Turtles are on the move
It is about this time of year that oblong turtles, Chelodina oblonga, start to be seen on land. There is nothing wrong with this, they do it every year. The females will be out looking for a nesting site in which to lay their eggs. And last year’s eggs will be hatching and the young will be making their way back to the water.
In most instances they don’t need our help. They just want to be left alone.
However, there are instances when they do need a bit of help. If a turtle is on the road and at risk of being run over you should help them off. They only need to be moved to the verge on the side of the road. You don’t need to carry them to the nearest water. And always take them in the direction they were headed, even if there is no water that way. If you take them back to where they came from they’ll just get back on the road again.
If you notice that turtles are having trouble negotiating roadside kerbing at the same spot on a regular basis, speak to your local council and ask them to modify the kerbing to make it more turtle friendly. Ask them to replace short pieces of kerbing with a kerb of a lower profile that allows the turtles an easy escape route from the road. It worked for us.

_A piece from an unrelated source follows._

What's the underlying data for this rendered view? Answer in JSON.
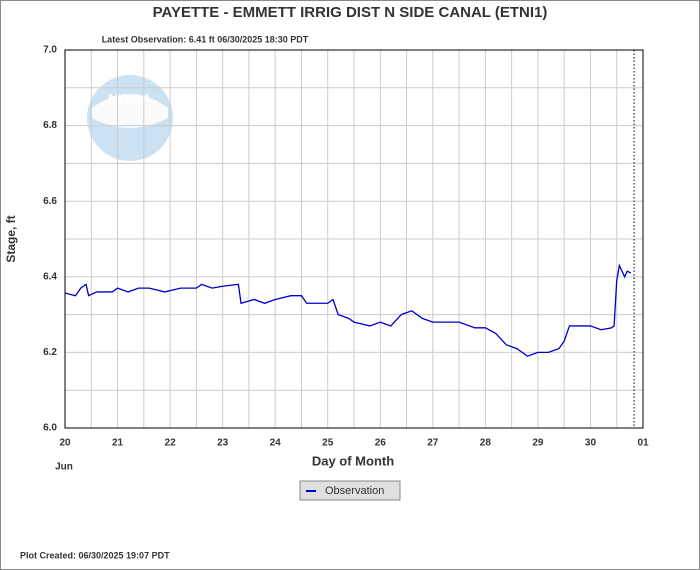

Another time to help is if you see a baby turtle that is struggling to get through long vegetation, around an object or over a kerb. This time you can take them to the nearest water but don’t put them in the water, let them go near the edge and near some vegetation in which they can hide. Having just hatched, they don’t want to be thrown in at the deep end. They want somewhere to hide and rest before they take the plunge in their own time.
If you find an injured turtle you should take them to the nearest veterinarian or to Native ARC. They will be able to offer the best treatment and care for the turtle. But make sure the turtle is actually injured before you interfere. The stress of being taken into captivity can kill the turtles. And females that were out looking for nest sites may become egg-bound and die if they are unable to find a suitable nesting area in time.
The best thing to do if you see a turtle is to watch it from a distance. If you don’t get too close, the turtle won’t get scared, and you’ll be able to watch it carry out its normal behaviour.